Your reminder that we are approaching the 43rd anniversary of the White Night Riots of 1979 (aka Bloody Monday) on May 21.

This is when lgbtq and allies rose up in rage at the lenient sentence of Dan White (former politician and cop) for assassinating Supervisor Harvey Milk and San Francisco Mayor George Moscone on November 27 1978.

A protest turned into a fully justified rage of anger which saw City Hall attacked and set on fire, and dozens of police cars torched.

Some liberal types (gay and straight) whined afterwards about the vandalism and violence.

Dan White’s actions were mostly motivated by right-wing homophobic hate. As gay friendly as San Francisco was becoming by this time, there were still serious ongoing problems with violent and sometimes lethal homophobic assaults, arson, and discrimination. The SFPD (police) were still harassing, abusing and assaulting LGBTQ people. Former cop Dan White murdered two people in cold blood and a (factually) all-straight jury gave him the most lenient sentence they could.

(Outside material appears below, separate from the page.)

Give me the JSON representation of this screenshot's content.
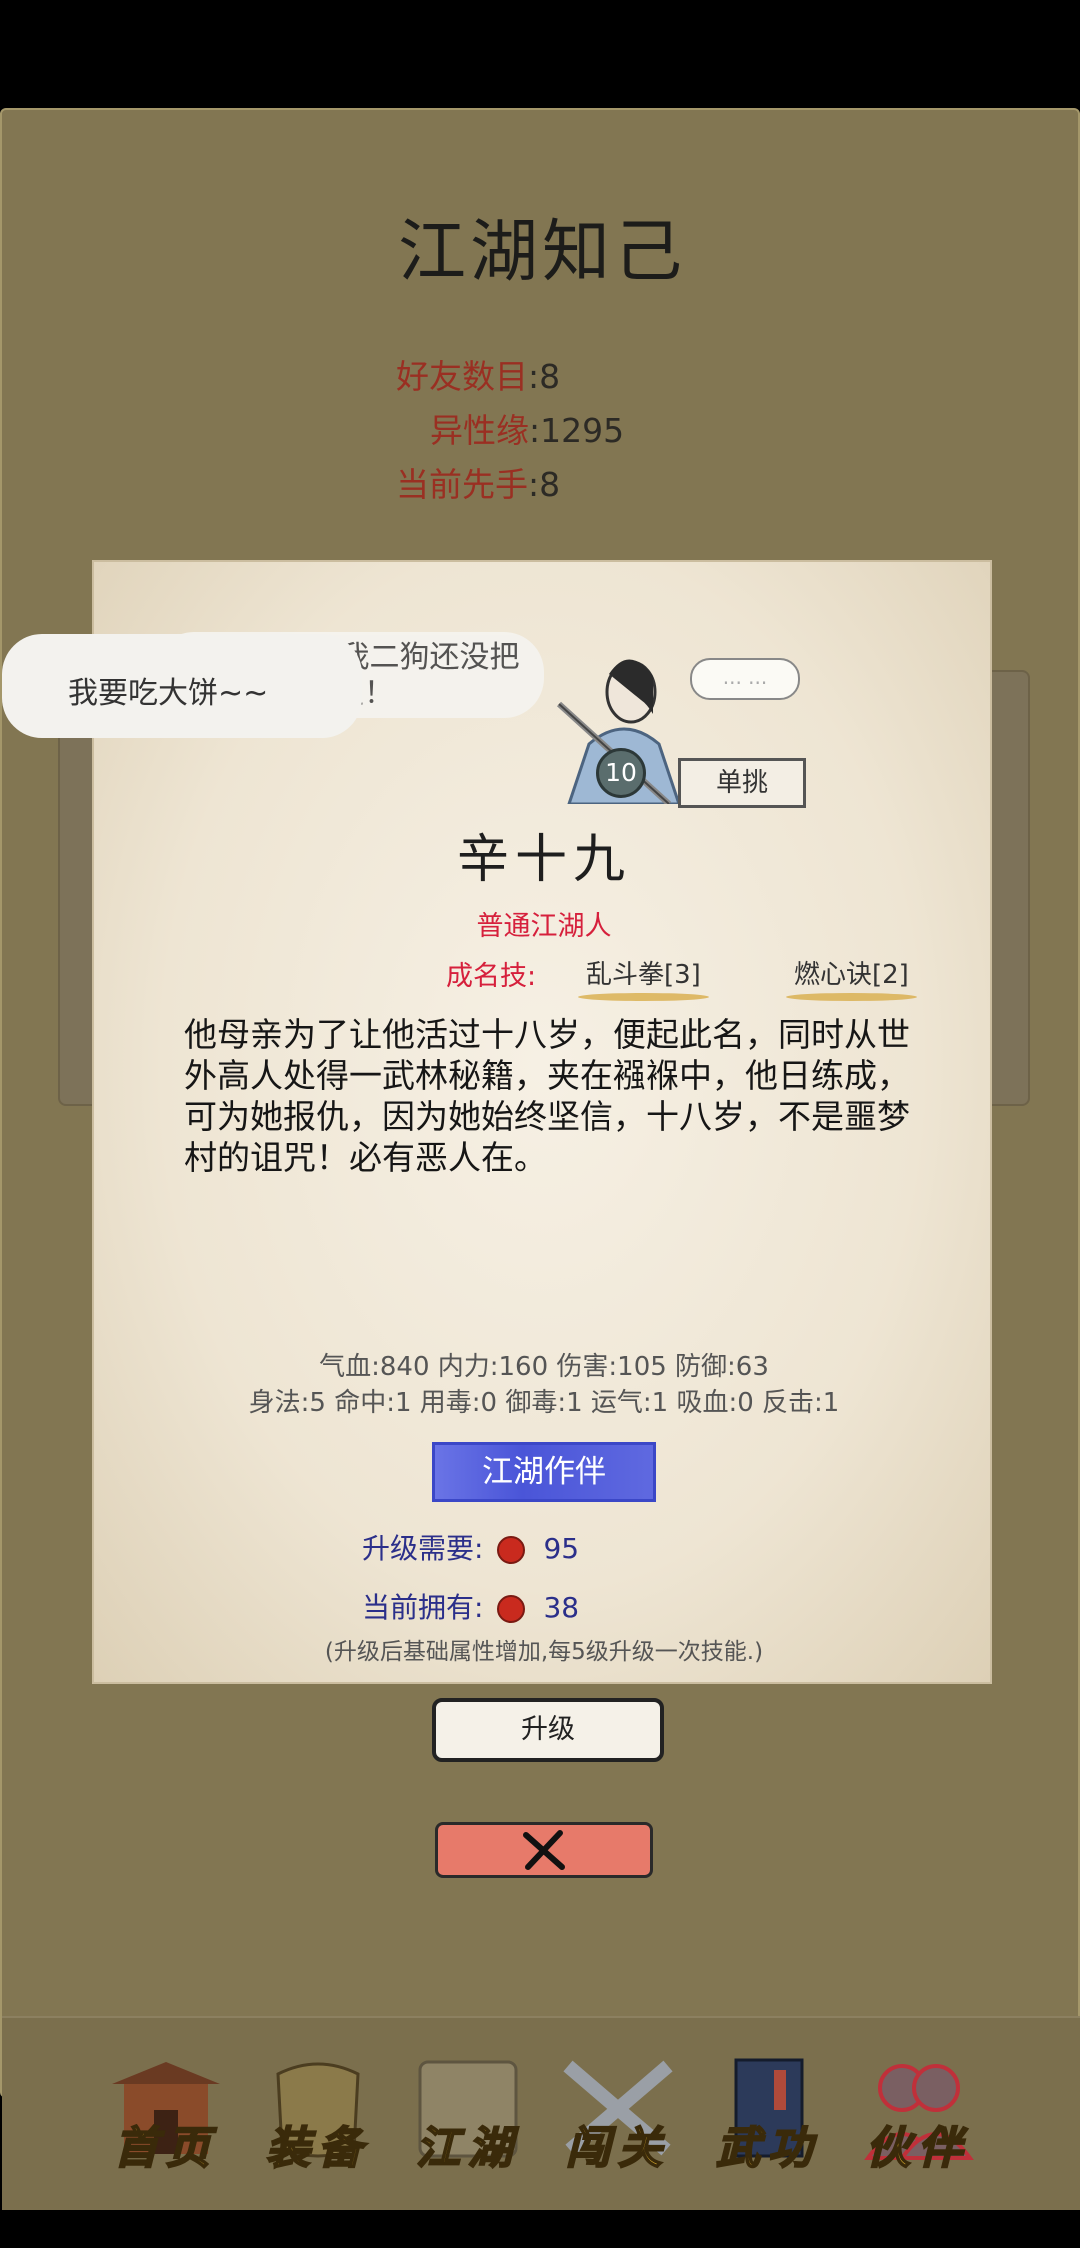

Such gross injustice was an act of violence, it enabled homophobia, and violence was the appropriate and proportional response. And this has been proven right since.

Non violence is always preferable but often not appropriate.

I’ve been reading a lot of things from the 1960s and 1970s in recent years regarding LGBTQ rights and civil rights. People need to look in to their/this history. Most LGBTQ today have no idea how bad things were, in many cases still are, and generally may well be again (and that’s not taking into account the rest of the planet beyond North America, Australasia and Western Europe). Some of what I’ve encountered by digging around is almost beyond belief. Ignorance and complacency is as much our enemy as anything/anyone else.

As far as we’ve come, we are not remotely “out of the woods” yet, LGBTQ and/or non-white people (obviously I would have thought, but…)

What has this got to do with abortion?

A lot.

However you feel about abortion, we must protect and defend people’s rights over their own bodies. Nobody has the right to dictate what you, I, or anyone does with their bodies, if it is your choice, if it is consensual. Nobody has the right to force an unwanted pregnancy (or force an abortion for that matter). It can be reasonably argued that forcing people to carry and give birth to an unwanted child is as abusive as rape. And if the pregnancy is an actual product of rape, it’s all the more horrific.

The focus on the overturning of Roe v Wade needs to be the main focus of course, but it also needs to be pointed out that this is just one part of a slippery slope, a harmful and backwards decline of real progress.

Once abortion is denied, it won’t be long before every other long fought for right is stripped away.

Abortion rights are everyone’s concern whether you are male, female, non-binary, LGBTQ or straight, a US citizen or not. This will effect everyone eventually.

And there is almost no inappropriate response to the severity of this threat.